Photo Courtesy of USA Postage Stamps
Atoms for Peace or for War?
"Today
we have learned in the agony of war that great power involves great
responsibility." - Franklin
D. Roosevelt, 1945.
In the 1940’s the United States invented, tested and
exploded a new kind of weapon of mass destruction that had never been seen before.
The Atomic Bomb. This bomb was so much larger than anything anyone had ever
imagined. The United States spent the next 10 years using this weapon to hold
over their enemies’ heads and to perhaps boss their way around the world.
President Harry Truman and his successor Dwight Eisenhower were both big fans
of using this weapon to get their way and as a persuasive tactic (Richard Nixon
would later use similar tactics). According to the Oliver Stone, Peter Kusnick
book The Untold History of the United States, the U.S.’s stockpile of atomic
weapons went from 1,000 to 22,000 during the Eisenhower administration. But Eisenhower had a greater purpose, perhaps
one he didn’t even intend.
In December of 1953, President Eisenhower delivered a
most powerful speech concerning atomic energy. Atomic energy had much been a
secret to the public since inception, but the President sort of came clean on
the matter in this speech. The President spoke in sincere terms to the General
Assembly that night: “I beg you to believe that the facts I shall reveal
concerning the atomic power of the United States are not presented boastfully
or truculently, or threateningly”. "Eisenhower Archives" He warned the Assembly that the nuclear arms
race was completely out of hand and that it threatened the existence of mankind
altogether.

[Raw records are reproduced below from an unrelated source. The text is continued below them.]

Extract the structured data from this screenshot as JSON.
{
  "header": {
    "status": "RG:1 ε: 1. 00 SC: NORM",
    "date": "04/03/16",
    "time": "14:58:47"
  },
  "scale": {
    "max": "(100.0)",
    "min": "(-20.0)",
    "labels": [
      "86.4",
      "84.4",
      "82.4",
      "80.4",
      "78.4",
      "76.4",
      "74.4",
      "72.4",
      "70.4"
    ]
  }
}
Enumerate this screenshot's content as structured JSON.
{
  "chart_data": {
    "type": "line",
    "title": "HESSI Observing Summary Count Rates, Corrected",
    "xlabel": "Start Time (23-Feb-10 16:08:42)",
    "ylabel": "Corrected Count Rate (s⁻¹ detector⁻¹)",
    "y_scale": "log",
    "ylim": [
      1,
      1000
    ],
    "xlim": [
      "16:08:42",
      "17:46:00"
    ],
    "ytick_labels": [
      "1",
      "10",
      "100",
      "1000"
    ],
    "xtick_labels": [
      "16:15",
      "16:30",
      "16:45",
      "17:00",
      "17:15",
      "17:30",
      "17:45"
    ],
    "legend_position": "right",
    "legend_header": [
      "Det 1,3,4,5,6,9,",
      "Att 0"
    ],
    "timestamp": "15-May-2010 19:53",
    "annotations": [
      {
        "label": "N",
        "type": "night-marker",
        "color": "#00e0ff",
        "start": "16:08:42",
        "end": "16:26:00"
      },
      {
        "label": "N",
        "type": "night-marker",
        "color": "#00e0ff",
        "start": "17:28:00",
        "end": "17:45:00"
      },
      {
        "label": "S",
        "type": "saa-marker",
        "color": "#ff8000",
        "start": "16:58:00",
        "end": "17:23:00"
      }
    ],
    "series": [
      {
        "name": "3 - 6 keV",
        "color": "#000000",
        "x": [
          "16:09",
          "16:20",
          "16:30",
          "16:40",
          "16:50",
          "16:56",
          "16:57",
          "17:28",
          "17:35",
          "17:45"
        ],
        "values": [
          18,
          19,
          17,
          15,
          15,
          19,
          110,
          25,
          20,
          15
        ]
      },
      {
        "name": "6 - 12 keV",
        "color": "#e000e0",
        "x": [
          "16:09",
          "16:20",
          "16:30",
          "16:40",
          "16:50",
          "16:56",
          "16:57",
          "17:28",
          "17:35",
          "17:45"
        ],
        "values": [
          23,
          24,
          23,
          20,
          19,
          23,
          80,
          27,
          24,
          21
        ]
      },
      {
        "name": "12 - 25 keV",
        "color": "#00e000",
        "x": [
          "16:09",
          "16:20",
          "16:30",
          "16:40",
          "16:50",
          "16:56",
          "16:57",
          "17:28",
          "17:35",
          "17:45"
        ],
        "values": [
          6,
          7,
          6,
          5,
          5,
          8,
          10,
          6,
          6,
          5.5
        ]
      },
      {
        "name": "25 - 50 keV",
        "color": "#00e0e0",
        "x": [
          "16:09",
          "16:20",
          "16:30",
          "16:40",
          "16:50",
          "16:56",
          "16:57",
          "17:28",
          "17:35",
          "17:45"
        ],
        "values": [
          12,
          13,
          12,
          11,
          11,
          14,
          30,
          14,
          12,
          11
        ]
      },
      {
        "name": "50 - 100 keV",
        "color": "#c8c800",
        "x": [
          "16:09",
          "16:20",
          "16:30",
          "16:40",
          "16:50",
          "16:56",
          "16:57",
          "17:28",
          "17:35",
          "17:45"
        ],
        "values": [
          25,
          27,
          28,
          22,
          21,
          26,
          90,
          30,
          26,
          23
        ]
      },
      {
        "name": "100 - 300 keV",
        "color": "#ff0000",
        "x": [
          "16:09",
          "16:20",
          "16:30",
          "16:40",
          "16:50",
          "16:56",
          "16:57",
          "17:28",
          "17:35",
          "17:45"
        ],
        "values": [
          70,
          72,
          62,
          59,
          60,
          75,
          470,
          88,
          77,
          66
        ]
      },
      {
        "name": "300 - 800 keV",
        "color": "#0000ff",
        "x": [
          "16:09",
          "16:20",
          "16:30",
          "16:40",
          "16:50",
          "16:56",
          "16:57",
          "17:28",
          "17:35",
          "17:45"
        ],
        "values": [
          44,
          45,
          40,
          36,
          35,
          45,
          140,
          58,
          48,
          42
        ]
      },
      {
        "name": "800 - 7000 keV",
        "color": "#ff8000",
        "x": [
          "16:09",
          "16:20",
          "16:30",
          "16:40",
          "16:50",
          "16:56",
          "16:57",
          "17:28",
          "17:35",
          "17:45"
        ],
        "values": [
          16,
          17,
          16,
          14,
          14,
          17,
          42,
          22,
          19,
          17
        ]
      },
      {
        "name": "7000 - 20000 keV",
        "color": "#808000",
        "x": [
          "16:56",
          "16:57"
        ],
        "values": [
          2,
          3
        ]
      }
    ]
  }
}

He called for an agreement between nations possessing nuclear
weapons to stop making them and to use the technology for good.
This speech was perhaps dishonest in its intentions at
the time but has since proven to have worked well by allowing nuclear and
atomic energy to be used as beneficial for the world instead of for its
destruction. In all of the readings that may have shed Eisenhower in a negative
light as a cold war proponent and someone willing to drop an atomic bomb on
anyone he pleased, I invite them to take a look at one of Eisenhower’s more
lasting accomplishments.
There is a lot to argue on whether the actions President
Eisenhower set into motion did more good than bad; perhaps more countries
possess nuclear weapons today than would have if not for Eisenhower’s
initiatives, but I argue that this was a bold visionary move, risky yes, but
one that has done far more good than bad.
Perhaps the best thing it did was give a name to a band formed
by one of my favorite musicians, Thom Yorke.